How Marketers Can Adapt to Today’s Retail Landscape
Jul 28 2023
The days of shopping exclusively in-store are behind us, but suggesting that “everybody shops online” falls far short of accurately describing today’s retail landscape. The reality is much more complex, with shoppers actively researching online while browsing in brick-and-mortar stores, purchasing directly through social media platforms, and ultimately engaging in omnichannel shopping experiences of their own creation.
Keep reading to get a better sense of the current state of retail, how marketers are adapting their strategies, and how to optimize your business’s tactics to keep up with these changes.
A Closer Look at the Retail Today
In-person shopping isn’t obsolete, but it’s in a state of decline. Data from the Labor Department shows that “department store sales fell by 2.9% month-over-month in November, the third-straight month of decline,” according to Insider Intelligence. To combat this, luxury retailers are positioning themselves as shopping “destinations” that offer goods and entire retail experiences to be enjoyed in person.
Efforts to revive consumer spending aren’t limited to indoor spaces; retailers are simultaneously ramping up digital strategies to reach ecommerce shoppers. Hootsuite’s Global State of Digital Report 2022 found that over 58% of global Internet users made at least one online purchase every week (with nearly 31% of those purchases happening on a mobile device). With over 2.5 million ecommerce sites to choose from in the US alone, it’s no surprise that experts anticipate the global ecommerce industry topping $8 trillion by 2026.
Marketing to both in-store and digital shoppers is in line with how today’s consumers make purchases. Nielsen reports that 22% of shoppers “plan an in-store shopping trip combined with a prior online order,” and over 85% of consumers make purchases both online and in-store. Those who only shop online (1%) or exclusively in-store (14%) are far from the majority of shoppers; therefore, omnichannel marketing is a must for modern retailers.

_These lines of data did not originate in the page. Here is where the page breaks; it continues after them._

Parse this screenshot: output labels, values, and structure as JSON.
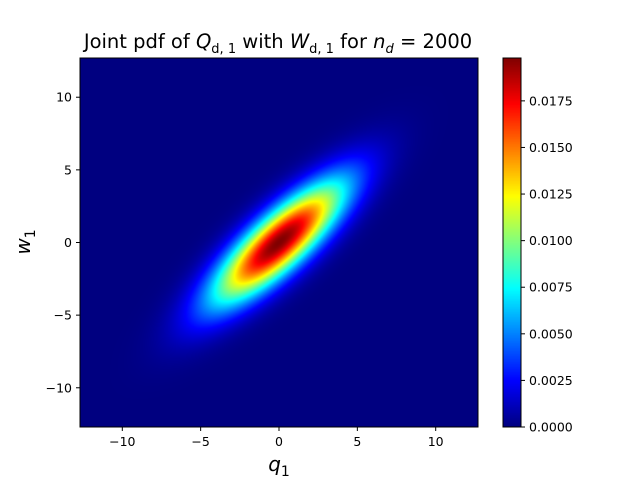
{
  "chart_data": {
    "type": "heatmap",
    "title": {
      "prefix": "Joint pdf of ",
      "q_var": "Q",
      "q_sub": "d, 1",
      "mid": " with ",
      "w_var": "W",
      "w_sub": "d, 1",
      "post": " for ",
      "n_var": "n",
      "n_sub": "d",
      "n_val": " = 2000"
    },
    "xlabel": {
      "var": "q",
      "sub": "1"
    },
    "ylabel": {
      "var": "w",
      "sub": "1"
    },
    "xlim": [
      -12.7,
      12.7
    ],
    "ylim": [
      -12.7,
      12.7
    ],
    "xticks": [
      -10,
      -5,
      0,
      5,
      10
    ],
    "yticks": [
      -10,
      -5,
      0,
      5,
      10
    ],
    "xtick_labels": [
      "−10",
      "−5",
      "0",
      "5",
      "10"
    ],
    "ytick_labels": [
      "−10",
      "−5",
      "0",
      "5",
      "10"
    ],
    "colormap": "jet",
    "colorbar": {
      "range": [
        0,
        0.0198
      ],
      "ticks": [
        0,
        0.0025,
        0.005,
        0.0075,
        0.01,
        0.0125,
        0.015,
        0.0175
      ],
      "tick_labels": [
        "0.0000",
        "0.0025",
        "0.0050",
        "0.0075",
        "0.0100",
        "0.0125",
        "0.0150",
        "0.0175"
      ]
    },
    "distribution": {
      "shape": "bivariate normal",
      "mean": [
        0,
        0
      ],
      "covariance": [
        [
          8.5,
          7.0
        ],
        [
          7.0,
          8.5
        ]
      ],
      "peak_density": 0.0198
    }
  }
}
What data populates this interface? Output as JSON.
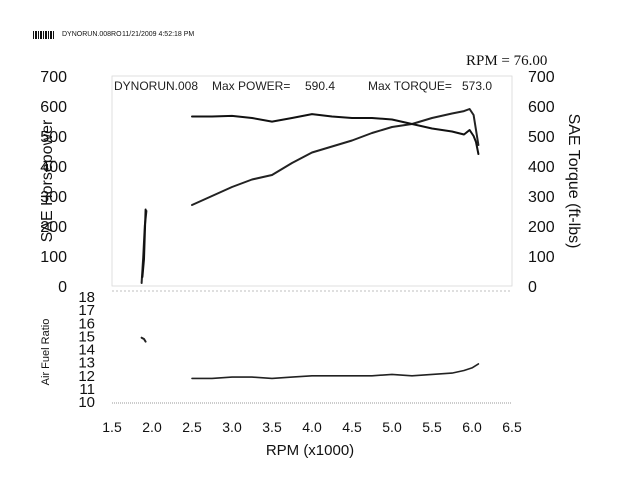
{
  "header": {
    "file": "DYNORUN.008RO",
    "datetime": "11/21/2009 4:52:18 PM",
    "rpm_readout": "RPM = 76.00"
  },
  "chart_data": [
    {
      "type": "line",
      "panel": "top",
      "title": "DYNORUN.008",
      "max_power_label": "Max POWER=",
      "max_power": "590.4",
      "max_torque_label": "Max TORQUE=",
      "max_torque": "573.0",
      "xlabel": "RPM (x1000)",
      "xlim": [
        1.5,
        6.5
      ],
      "xticks": [
        "1.5",
        "2.0",
        "2.5",
        "3.0",
        "3.5",
        "4.0",
        "4.5",
        "5.0",
        "5.5",
        "6.0",
        "6.5"
      ],
      "ylabel_left": "SAE Horsepower",
      "ylabel_right": "SAE Torque (ft-lbs)",
      "ylim": [
        0,
        700
      ],
      "yticks": [
        "0",
        "100",
        "200",
        "300",
        "400",
        "500",
        "600",
        "700"
      ],
      "series": [
        {
          "name": "Horsepower",
          "color": "#222222",
          "x": [
            1.87,
            1.89,
            1.91,
            1.93
          ],
          "y": [
            10,
            95,
            200,
            250
          ],
          "x2": [
            2.5,
            2.75,
            3.0,
            3.25,
            3.5,
            3.75,
            4.0,
            4.25,
            4.5,
            4.75,
            5.0,
            5.25,
            5.5,
            5.75,
            5.9,
            5.97,
            6.02,
            6.05,
            6.08
          ],
          "y2": [
            270,
            300,
            330,
            355,
            370,
            410,
            445,
            465,
            485,
            510,
            530,
            540,
            560,
            575,
            583,
            590,
            570,
            520,
            470
          ]
        },
        {
          "name": "Torque",
          "color": "#111111",
          "x": [
            1.88,
            1.9,
            1.92
          ],
          "y": [
            30,
            90,
            255
          ],
          "x2": [
            2.5,
            2.75,
            3.0,
            3.25,
            3.5,
            3.75,
            4.0,
            4.25,
            4.5,
            4.75,
            5.0,
            5.25,
            5.5,
            5.75,
            5.9,
            5.97,
            6.02,
            6.05,
            6.08
          ],
          "y2": [
            565,
            565,
            567,
            560,
            548,
            560,
            573,
            565,
            560,
            560,
            555,
            540,
            525,
            515,
            505,
            520,
            500,
            480,
            440
          ]
        }
      ]
    },
    {
      "type": "line",
      "panel": "bottom",
      "ylabel": "Air Fuel Ratio",
      "ylim": [
        10,
        18
      ],
      "yticks": [
        "10",
        "11",
        "12",
        "13",
        "14",
        "15",
        "16",
        "17",
        "18"
      ],
      "xlim": [
        1.5,
        6.5
      ],
      "series": [
        {
          "name": "AFR",
          "color": "#222222",
          "x": [
            1.87,
            1.9,
            1.92
          ],
          "y": [
            14.9,
            14.8,
            14.6
          ],
          "x2": [
            2.5,
            2.75,
            3.0,
            3.25,
            3.5,
            3.75,
            4.0,
            4.25,
            4.5,
            4.75,
            5.0,
            5.25,
            5.5,
            5.75,
            5.9,
            6.0,
            6.08
          ],
          "y2": [
            11.8,
            11.8,
            11.9,
            11.9,
            11.8,
            11.9,
            12.0,
            12.0,
            12.0,
            12.0,
            12.1,
            12.0,
            12.1,
            12.2,
            12.4,
            12.6,
            12.9
          ]
        }
      ]
    }
  ]
}
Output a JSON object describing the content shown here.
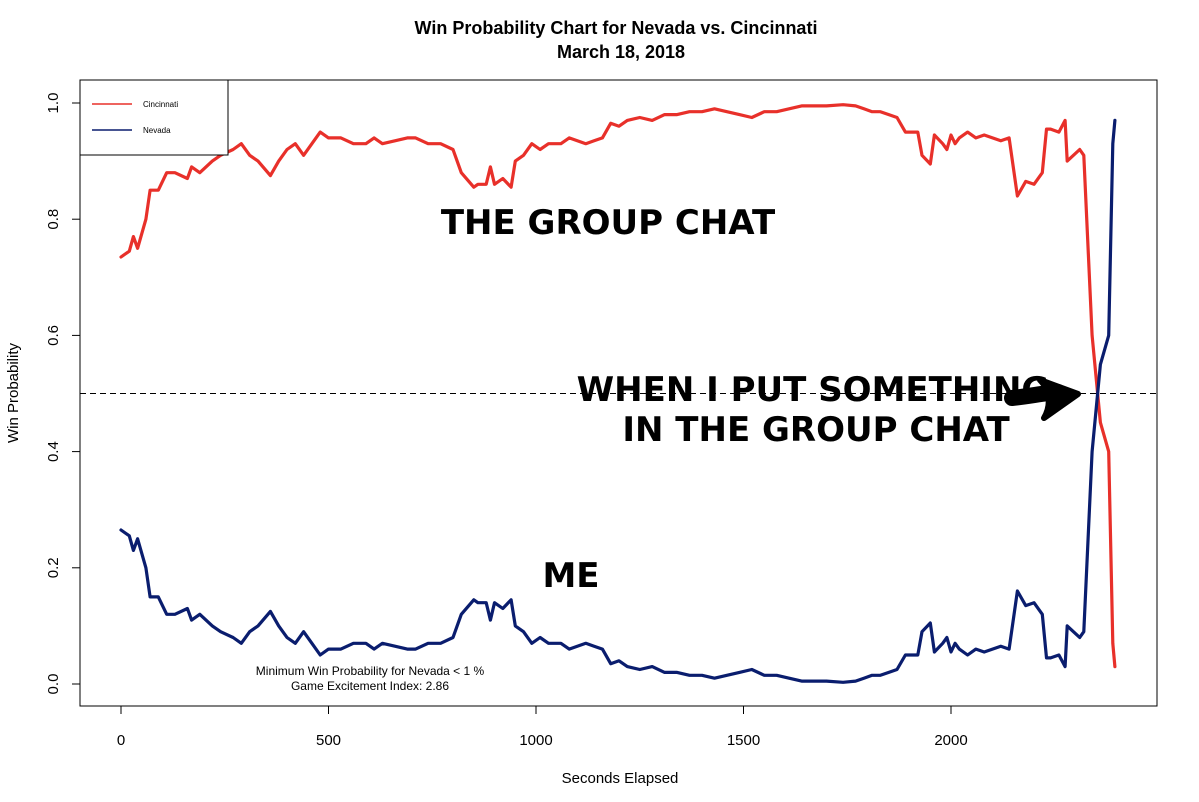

Tracking Trends and Shifting Strategies
Remaining relevant and financially successful in retail today requires a shift in marketing strategies. Begin by studying audience behaviors in ways that offer more usable insights. For example, Macy’s studies its shoppers’ credit card data to determine financial viability and uncover trends in consumer spending — what are they buying and when? Studying buying patterns also informs pricing and inventory strategies, which can help to guide the direction of future digital campaigns.
This type of approach has likely also revealed social commerce’s increasing popularity. Ecommerce and social commerce purchases are both completed online, but there are important differences. Ecommerce purchases are made through a brand’s online shop on their website. In social commerce, consumers buy items directly from a brand’s social media account. Facebook, Instagram, and TikTok are just some of the platforms where consumers are discovering and purchasing products via social media.
Marketers are capitalizing on this trend by investing heavily in social media ads. Spending on social media advertising was forecasted to exceed $56 billion in 2022, up from $40 billion in 2020.
Strategies to Reach Today’s Retail Shoppers
The significant overlap between in-person and online shoppers tells us that an omnichannel campaign is the most cost-effective way to connect with the greatest percentage of your target audience. When studying data from both of these customer segments, you’re looking for insights that illustrate the differences between online and in-store shopping behaviors in addition to asking the following:
-What percentage of our buyers are shifting toward ecommerce?
-Of our online sales, how many came through social commerce? (if applicable)
-What demographics differentiate online customers from in-store?
-Are there any new or exciting trends we should be aware of?
Not every ecommerce retailer has a brick-and-mortar shop to draw data from. If this applies to your business, study competitors and industry trends to find the insights that can help you strengthen your online presence and digital strategy. The following tactics can help you, too.
Reach more mobile device-using customers with push notifications. Like short, snackable videos grab a person’s attention, push notifications pull customers back into the conversation and, ultimately, your retail space. Create personalized notifications that add value to the customer experience, such as sending alerts when their favorite product is restocked or an exclusive sale is coming up. Include a clear CTA with each alert to increase your chance of engagement and conversion.
Make social commerce work for you
Create as many avenues to purchase as possible by tying your social media channels to the ecommerce experience. Instagram and TikTok offer discovery features (some are even geared specifically toward in-app shopping) that lead new customers directly to your profiles.
Keep their attention — and cater to current customers — by building out social storefronts with detailed descriptions and high-quality images, then use that same attention to detail to create shoppable posts and paid ads. Shoppers should be able to either 1) purchase immediately, 2) save the item for later, or 3) learn more when they spot an item they like. Instagram and Facebook allow users to conveniently save items for later. The in-app messaging features let users contact you directly with questions for a more engaging and valuable experience.
To retain current customers while attracting new ones, marketers must develop relevant and engaging campaigns that can keep up with evolving retail practices. The ability to nimbly adapt marketing strategies will separate businesses into those that merely survive industry changes — and those that thrive amidst these shifts.